Friday, January 25, 2013

Chunks of Poetry

I said in an earlier post in this series that the poetry in the Bible is meant to be read meditatively, thus slowly. So how does that fit into a "reading the Bible in chunks" approach? I stick with my earlier statement, but I also think that there is value to reading these books in large chunks. For one thing, the reader can avoid getting lost in the details. I think this is particularly important with the Book of Job. It is more important to get the overall sense of the statements than it is to try to figure out all the details. In addition, Job is a difficult book to translate because of its very high percentage of unusual words. So, with Job, pay attention to the larger things, and don't sweat the small stuff. With Psalms and Proverbs, the point of reading in chunks is to see the main themes that play out in the book. What are the chief concerns? You will probably get an entirely different sense of these books reading them this way.

So here are my suggestions for reading Job, Psalms, and Proverbs in chunks.

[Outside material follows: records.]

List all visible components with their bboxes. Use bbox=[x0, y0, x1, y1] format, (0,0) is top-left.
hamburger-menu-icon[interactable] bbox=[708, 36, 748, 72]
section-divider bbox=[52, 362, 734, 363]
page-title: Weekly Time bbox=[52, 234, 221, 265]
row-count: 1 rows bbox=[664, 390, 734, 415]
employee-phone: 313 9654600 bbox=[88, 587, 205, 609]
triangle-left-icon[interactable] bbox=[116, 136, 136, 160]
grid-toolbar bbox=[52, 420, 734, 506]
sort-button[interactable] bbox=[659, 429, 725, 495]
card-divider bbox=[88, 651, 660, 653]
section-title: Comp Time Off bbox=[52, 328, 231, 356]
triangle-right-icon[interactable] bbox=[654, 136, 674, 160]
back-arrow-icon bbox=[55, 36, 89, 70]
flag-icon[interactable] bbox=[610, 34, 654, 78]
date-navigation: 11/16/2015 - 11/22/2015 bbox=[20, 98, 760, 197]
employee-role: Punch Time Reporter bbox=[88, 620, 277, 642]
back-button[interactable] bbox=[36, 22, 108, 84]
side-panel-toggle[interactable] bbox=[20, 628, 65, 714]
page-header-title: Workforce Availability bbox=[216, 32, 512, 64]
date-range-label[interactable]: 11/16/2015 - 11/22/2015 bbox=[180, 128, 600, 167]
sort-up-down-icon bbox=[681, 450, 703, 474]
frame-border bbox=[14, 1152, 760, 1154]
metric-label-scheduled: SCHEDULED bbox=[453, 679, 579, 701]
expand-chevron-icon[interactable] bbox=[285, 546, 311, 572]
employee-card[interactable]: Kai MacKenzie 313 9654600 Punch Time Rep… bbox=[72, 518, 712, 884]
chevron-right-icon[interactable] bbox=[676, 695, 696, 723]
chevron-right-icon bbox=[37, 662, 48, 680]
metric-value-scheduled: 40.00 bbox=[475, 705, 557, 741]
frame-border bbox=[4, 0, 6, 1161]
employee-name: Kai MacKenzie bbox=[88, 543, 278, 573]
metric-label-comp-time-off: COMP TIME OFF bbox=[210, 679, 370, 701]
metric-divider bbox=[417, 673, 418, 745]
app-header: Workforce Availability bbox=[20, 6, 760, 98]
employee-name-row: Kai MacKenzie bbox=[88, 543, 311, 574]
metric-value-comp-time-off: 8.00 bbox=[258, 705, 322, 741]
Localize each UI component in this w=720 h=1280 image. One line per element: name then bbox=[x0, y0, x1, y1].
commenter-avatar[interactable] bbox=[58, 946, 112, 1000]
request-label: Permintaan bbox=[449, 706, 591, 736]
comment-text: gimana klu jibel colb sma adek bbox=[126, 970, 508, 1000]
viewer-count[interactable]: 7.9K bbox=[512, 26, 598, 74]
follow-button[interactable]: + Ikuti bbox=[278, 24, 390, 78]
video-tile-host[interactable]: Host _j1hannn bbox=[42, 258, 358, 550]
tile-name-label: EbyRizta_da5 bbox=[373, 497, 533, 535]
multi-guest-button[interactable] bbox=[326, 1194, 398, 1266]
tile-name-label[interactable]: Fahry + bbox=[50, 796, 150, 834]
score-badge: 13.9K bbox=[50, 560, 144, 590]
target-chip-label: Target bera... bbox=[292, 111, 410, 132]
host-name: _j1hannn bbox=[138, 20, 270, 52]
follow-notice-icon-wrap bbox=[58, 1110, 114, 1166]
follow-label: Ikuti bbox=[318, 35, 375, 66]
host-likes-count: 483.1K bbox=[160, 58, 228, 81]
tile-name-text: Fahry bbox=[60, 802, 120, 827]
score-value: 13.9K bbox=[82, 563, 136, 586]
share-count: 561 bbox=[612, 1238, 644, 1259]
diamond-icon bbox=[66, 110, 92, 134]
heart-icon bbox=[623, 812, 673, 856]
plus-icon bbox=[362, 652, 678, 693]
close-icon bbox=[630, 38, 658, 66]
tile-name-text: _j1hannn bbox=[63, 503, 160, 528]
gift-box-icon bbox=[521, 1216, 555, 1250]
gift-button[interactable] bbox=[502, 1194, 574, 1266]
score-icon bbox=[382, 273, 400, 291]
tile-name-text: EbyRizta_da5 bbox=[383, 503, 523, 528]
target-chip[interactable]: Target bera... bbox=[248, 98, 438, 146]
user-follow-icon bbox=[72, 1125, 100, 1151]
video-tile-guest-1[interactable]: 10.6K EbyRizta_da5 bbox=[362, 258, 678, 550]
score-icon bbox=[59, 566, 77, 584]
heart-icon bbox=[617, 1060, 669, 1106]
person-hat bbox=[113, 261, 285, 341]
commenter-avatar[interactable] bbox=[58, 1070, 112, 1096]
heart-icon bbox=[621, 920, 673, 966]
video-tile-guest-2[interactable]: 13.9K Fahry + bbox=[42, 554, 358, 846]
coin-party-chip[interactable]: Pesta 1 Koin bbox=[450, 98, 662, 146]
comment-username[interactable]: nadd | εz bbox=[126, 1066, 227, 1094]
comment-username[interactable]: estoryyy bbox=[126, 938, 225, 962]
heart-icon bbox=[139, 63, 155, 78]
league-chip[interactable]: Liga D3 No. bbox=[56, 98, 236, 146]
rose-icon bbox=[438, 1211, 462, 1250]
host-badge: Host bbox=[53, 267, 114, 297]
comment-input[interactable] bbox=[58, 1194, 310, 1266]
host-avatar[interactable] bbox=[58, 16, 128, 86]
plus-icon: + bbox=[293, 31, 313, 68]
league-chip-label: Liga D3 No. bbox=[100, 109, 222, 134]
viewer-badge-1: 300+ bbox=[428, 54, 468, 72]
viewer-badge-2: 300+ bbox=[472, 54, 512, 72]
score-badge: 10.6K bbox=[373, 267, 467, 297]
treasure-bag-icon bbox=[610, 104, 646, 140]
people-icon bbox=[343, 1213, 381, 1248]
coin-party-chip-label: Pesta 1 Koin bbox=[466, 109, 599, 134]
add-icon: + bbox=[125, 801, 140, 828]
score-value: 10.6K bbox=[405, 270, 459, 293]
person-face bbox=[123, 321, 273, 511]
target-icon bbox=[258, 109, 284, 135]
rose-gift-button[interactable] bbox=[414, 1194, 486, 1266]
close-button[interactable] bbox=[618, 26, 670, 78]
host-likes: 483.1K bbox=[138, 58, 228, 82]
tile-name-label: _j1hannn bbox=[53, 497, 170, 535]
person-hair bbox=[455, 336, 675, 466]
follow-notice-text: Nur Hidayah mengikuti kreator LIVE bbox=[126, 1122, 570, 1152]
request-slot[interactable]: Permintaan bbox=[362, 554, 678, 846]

Job is divided into a prologue (chs 1-2), a series of dialogues (chs 3-26), a series of  monologues (chs 27-41), and an epilogue (ch 42).

Job 1-14 This is the prologue and the first round of dialogue. It may be pushing the half-hour limit, but not by much.
Job 15-26 The second and third rounds of dialogue
Job 27-37 The first two rounds of monologue (Job and Elihu)
Job 38-42 God's monologue and the epilogue

Psalms. This could be done by simply reading 25 psalms per day, since it takes about three hours to read through the Psalms. However, that leaves the fifth day's reading to be extraordinarily long (remember Psalm 119?). So here's my suggestion.

Psalms 1-29
Psalms 30-50
Psalms 51-74
Psalms 75-98
Psalms 99-118
Psalms 119-150

Proverbs. Should be able to do in two 30-minute readings,
Proverbs 1-17
Proverbs 18-31
(The later chapters in Proverbs tend to be longer than the earlier ones.)